A cone beam computed tomography (KaVo 3D eXam, Kavo Dental, Biberach/Riss, Germany) was used to locate the specimens before further preparation. The specimens were then dissected and fixed by immersion in 1.4% paraformaldehyde at room temperature. Specimens were dehydrated through an ascending alcohol series using a tissue processor (Shandon Citadel 1000, Thermo Shandon, Frankfurt, Germany). Xylene was used as an intermediate fixing agent and Technovit 9100 (Heraeus Kulzer, Wertheim, Germany) for embedding. The polymerization was performed in a cold atmosphere (4 °C) to avoid a negative influence of the polymerization heat. After 20 h, the specimens were completely polymerized and cut through their longitudinal axis in the middle of the graded bone blocks with a precision saw (EXAKT Advanced Technologies, Norderstedt, Germany).

4.7. Microradiographies

Thin sections were created with a precision saw (EXAKT Advanced Technologies, Norderstedt, Germany) and further reduced to 100–120 µm and polished with a special grinding machine (EXAKT Advanced Technologies, Norderstedt, Germany). With the desktop X-ray unit (Faxitron Cabinet X-ray Systems, Faxitron X-ray, Illinois, IL, USA) at X-ray voltage of 14 kV and 0.25 mA for 2.5 min exposure time, microradiographic images were taken on tooth films of 3.1 x 4.1 cm (Kodak Insight, Rochester, NY, USA). After their development, the microradiographies were digitized with a scanner in grayscale (16 bit, 4800 dpi) (Epson Perfection 4990 Photo, Seiko Epson, Seoul, Korea) and stored as uncompressed files in TIFF format. The images were then analysed with Bioquant OSTEO^® software (BIOQUANT Image Analysis, Nashville, TN, USA). A region of interest (ROI) of 1 × 1 cm was defined for evaluation.

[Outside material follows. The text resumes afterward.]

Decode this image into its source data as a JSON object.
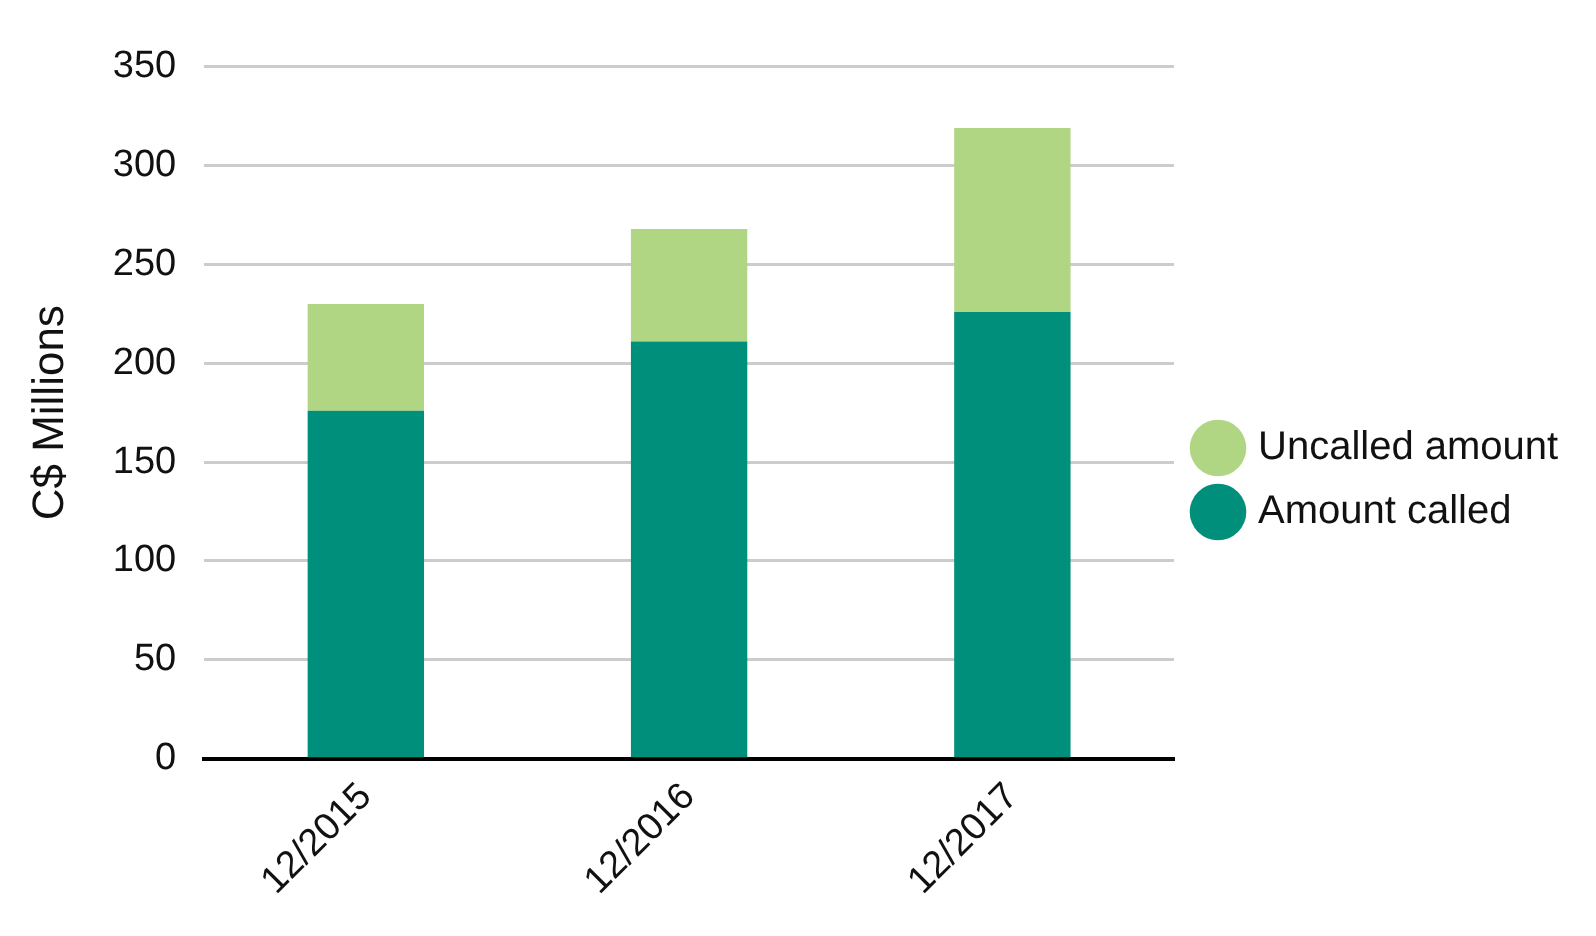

4.8. Histological Investigation

The specimens were further ground to 25–30 µm thin sections with the special grinding machine. The slides were then transferred in 10% H₂O₂ (w/v) solution for 12 min. After rinsing under running cold water, the specimens were stained with Toluidine Blue O (Sigma-Aldrich Chemie, Munich, Germany) for 12 min. Excess stain was removed by rinsing the specimens under running water. The Toluidine Blue O stained specimens were then digitized with a flatbed scanner (Epson Perfection 4990 Photo, Seiko Epson, Seoul, Korea) as an uncompressed TIFF file with a resolution of 9600 dpi and 16 bit. A region of interest (ROI) of 1 × 1 cm was defined for evaluation.

4.9. Statistical Analyses

For the WST-1 assay the differences in the mean values of the sample groups were proven on statistical significance (p < 0.05) by one factorial ANOVA. The Holm Sidak test was performed as post hoc test in pairwise comparisons (overall significance level 0.05) using SigmaPlot 11.2 statistical software (Systat Software, San Jose, CA, USA). The Holm Sidak test was recommended by the software as the first line procedure for most multiple comparison testing being more powerful than the Tukey and Bonferroni Tests.

5. Conclusion

A composite material composed of biodegradable polyester-urethane and precipitated calcium carbonate spherulites (up to 60% w/w) was developed and characterised in vitro and in vivo. The fabricated composite material showed excellent biocompatibility and is therefore most suitable for application as bone substitution material. In the preclinical experiment the material showed a simple clinical application and with limited significance of a small pilot study very promising results regarding degradation and bone formation in vertical and lateral augmentation.